A conditional disadvantage is that usually the first payment must be made in cash (most often it does not exceed 10% of the entire amount) and this payment must be documented. If you want to make an early repayment, most likely you will have to pay a commission.

You can also suspend payments by agreement for a period of 3-6 months (this does not apply to interest). There are loans that require collateral and there are those that are provided without collateral.

5. Trust loan

These are special banking programs that apply to bona fide borrowers who have previously confirmed their reliability by timely full payments of debts on loans in this particular bank.

The advantages of such programs are lower loan rates, payment in installments, fast approval. Another advantage is that securing such a loan is basically not required. The undeniable advantage of the product is the absence of commission for early repayment.

The disadvantages are a relatively small loan amount (usually a few thousand dollars) and short repayment periods (on average from 1 year to 1,5 years).

Such a loan is good for buying travel packages, inexpensive things, paying for repairs, etc.

6. Target and universal loan for young families

Another category of special banking programs is designed for young families (people under 30 years who are legally married) or for single-parent families. Loans can be targeted or not.

The advantages are the favorable loan terms. Targeted real estate loans for young families can are large, which means that the first payment can be less than10%. The next thing is low-interest rates. You can request referred payments of up to 5 years and extend a lending period. The period varies between 3-20 years.

The disadvantages are long approval and some paperwork. As soon as you get funds, the lender charges a one-time commission (about three to five percent).

7. Pensioners’ loan

This type of lending is provided specifically for working pensioners. It is multi-purpose and is provided in parts or in one sum, in cash or to a bank account.
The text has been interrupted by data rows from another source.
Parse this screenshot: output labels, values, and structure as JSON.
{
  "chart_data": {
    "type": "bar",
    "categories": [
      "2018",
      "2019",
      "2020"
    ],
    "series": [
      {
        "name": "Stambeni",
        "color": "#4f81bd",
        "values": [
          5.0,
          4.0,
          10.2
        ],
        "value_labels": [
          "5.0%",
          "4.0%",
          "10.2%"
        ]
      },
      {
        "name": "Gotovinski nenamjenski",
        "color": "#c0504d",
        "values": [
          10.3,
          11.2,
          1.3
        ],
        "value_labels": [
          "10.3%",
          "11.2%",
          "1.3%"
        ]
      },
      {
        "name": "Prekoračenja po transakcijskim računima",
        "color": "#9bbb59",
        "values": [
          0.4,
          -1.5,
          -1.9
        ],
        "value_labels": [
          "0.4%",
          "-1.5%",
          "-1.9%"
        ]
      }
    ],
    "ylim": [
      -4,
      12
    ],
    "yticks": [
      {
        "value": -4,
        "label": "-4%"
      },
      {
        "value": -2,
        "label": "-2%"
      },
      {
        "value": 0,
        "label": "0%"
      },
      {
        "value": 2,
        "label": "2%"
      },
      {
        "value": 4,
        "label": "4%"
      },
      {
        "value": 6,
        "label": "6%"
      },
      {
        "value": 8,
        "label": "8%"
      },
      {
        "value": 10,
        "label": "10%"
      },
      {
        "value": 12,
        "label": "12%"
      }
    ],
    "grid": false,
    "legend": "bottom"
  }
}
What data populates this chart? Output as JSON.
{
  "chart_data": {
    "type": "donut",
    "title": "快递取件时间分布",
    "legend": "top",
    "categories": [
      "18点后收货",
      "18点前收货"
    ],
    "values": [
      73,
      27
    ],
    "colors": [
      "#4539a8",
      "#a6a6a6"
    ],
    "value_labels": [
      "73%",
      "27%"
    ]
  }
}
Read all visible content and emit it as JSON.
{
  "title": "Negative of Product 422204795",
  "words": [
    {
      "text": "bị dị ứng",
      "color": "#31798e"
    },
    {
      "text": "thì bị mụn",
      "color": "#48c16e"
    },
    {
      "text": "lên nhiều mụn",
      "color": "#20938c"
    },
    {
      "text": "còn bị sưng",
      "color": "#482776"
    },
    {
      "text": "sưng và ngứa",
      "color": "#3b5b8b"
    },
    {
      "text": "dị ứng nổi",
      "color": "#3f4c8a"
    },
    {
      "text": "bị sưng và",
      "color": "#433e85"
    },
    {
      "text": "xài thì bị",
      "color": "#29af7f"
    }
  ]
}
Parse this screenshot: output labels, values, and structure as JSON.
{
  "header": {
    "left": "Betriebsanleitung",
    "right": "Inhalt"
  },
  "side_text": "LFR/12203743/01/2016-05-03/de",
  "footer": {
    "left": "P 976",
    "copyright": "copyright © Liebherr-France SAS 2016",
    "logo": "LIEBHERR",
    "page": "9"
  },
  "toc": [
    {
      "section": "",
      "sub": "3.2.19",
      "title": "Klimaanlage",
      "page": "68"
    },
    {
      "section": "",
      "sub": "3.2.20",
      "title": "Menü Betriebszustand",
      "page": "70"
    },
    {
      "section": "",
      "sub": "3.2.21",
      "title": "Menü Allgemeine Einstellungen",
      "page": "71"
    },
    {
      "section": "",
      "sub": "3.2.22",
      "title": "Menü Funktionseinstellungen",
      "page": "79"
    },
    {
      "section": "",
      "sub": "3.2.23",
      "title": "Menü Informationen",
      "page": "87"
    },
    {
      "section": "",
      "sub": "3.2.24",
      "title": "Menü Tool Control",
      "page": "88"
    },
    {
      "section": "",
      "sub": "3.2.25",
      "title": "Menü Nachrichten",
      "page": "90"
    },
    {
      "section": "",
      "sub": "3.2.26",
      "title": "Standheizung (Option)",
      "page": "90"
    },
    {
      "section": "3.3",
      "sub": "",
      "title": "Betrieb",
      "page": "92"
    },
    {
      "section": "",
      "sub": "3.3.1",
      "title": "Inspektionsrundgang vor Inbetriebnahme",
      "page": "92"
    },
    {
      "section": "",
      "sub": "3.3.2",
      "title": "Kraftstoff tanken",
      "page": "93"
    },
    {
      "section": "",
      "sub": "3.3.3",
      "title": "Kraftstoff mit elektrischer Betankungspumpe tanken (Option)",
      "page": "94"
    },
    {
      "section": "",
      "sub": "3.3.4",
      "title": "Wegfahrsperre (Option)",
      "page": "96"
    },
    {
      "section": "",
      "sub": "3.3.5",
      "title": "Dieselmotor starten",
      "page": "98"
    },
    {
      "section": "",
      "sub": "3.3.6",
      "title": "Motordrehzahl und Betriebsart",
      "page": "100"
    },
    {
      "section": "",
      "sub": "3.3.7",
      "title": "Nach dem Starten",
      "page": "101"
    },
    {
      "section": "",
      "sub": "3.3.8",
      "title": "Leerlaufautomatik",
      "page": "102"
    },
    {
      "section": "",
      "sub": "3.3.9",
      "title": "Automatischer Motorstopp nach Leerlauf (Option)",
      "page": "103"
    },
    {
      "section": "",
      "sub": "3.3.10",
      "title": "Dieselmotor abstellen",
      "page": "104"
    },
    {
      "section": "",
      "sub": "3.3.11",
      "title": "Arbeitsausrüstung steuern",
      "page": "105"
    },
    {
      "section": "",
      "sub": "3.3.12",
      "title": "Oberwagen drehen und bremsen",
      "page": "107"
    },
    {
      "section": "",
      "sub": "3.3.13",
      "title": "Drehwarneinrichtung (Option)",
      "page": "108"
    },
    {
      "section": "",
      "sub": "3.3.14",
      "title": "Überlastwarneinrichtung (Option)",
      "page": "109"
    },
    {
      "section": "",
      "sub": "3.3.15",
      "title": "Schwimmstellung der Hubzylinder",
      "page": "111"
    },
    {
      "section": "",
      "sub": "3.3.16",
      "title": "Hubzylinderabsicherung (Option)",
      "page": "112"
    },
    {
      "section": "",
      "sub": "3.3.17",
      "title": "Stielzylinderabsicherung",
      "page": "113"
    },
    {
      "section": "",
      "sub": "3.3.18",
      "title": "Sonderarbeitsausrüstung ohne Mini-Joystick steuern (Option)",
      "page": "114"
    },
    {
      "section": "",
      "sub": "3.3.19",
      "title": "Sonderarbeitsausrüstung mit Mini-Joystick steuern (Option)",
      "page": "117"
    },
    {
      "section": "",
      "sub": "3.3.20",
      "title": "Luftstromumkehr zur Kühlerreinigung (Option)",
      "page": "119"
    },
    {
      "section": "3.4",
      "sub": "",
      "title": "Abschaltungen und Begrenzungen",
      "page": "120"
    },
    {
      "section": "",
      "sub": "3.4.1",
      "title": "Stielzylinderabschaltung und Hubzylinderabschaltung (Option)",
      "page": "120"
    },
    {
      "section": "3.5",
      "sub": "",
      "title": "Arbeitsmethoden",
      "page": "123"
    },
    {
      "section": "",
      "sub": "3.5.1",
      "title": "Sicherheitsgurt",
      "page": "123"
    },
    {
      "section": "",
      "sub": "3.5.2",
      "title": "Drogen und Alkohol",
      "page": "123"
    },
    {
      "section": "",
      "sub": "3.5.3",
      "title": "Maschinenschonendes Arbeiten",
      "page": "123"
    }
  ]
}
The downside may be a possible age limit on the payment terms: that is, when the debtor reaches a certain age (for example, 75 years), the loan must be repaid. Usually, these loans are provided for a short period, and the percentage rate ranges from 20%.

8. Pawnshop loan

This is a personal loan that requires collateral. The peculiarity of this banking product is that the lender’s decision does not depend on the solvency of the borrower since it is confirmed by documents on the ownership of some material values that act as collateral. This can be jewelry, precious metal ingots, securities, cars. The largest loan amount does not exceed 70-90% of the estimated value of the collateral.

The advantages of a pawnshop loan are lower interest rate, quick approval.

The disadvantages are a short repayment period (usually not exceeding 1 year. The debt is paid in a lump sum upon on the due date specified in the contract.